F.D. Thomas returned to work and the pipes were coated with the Warren Environmental 301 epoxy system. F.D. Thomas’ crew robotically spin casted 96 ft of pipe with ⅛ in. of the epoxy. An additional 6 ft of pipe that exhibited severe corrosion and pitting was coated with 1⁄4 in. or more in a single pass of by the sprayer. Coating mix ratio, temperature, application pressure, film thickness and adhesion were monitored and recorded by on-site NACE inspectors to ensure a quality installation.
To preserve movement of the pipes, the joints were cut open after the epoxy lining was complete. Leaving the joints open would allow for stray currents traveling through the interior of the pipe to cause severe corrosion. F.D. Thomas closed the open joints using a highly flexible specialty epoxy manufactured by Warren Environmental specifically for this purpose.

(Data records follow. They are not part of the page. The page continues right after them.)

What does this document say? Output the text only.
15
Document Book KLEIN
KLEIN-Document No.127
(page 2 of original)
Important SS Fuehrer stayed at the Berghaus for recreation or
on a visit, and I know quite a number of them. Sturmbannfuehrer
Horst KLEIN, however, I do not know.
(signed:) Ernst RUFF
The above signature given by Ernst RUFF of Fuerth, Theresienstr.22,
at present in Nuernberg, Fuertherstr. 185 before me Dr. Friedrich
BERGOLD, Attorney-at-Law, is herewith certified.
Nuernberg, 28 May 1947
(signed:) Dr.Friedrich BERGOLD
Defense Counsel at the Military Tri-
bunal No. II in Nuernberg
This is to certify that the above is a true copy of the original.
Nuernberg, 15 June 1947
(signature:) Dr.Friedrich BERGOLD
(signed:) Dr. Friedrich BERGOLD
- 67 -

During the final inspection, NACE inspectors tested for adhesion of the coating system to the pipes and searched for any pinholes in the coating finish using a high-voltage spark tester. The overall average of the adhesion tests performed in the pipe was 1,200 psi. Inspectors were surprised to find that the section coated with ¼ in. of epoxy had no pinholes present while also exhibiting the best pull test results. In the end, the rehabilitation was a huge success due to the constant collaboration between all stakeholders to overcome the tremendous challenges presented throughout the project.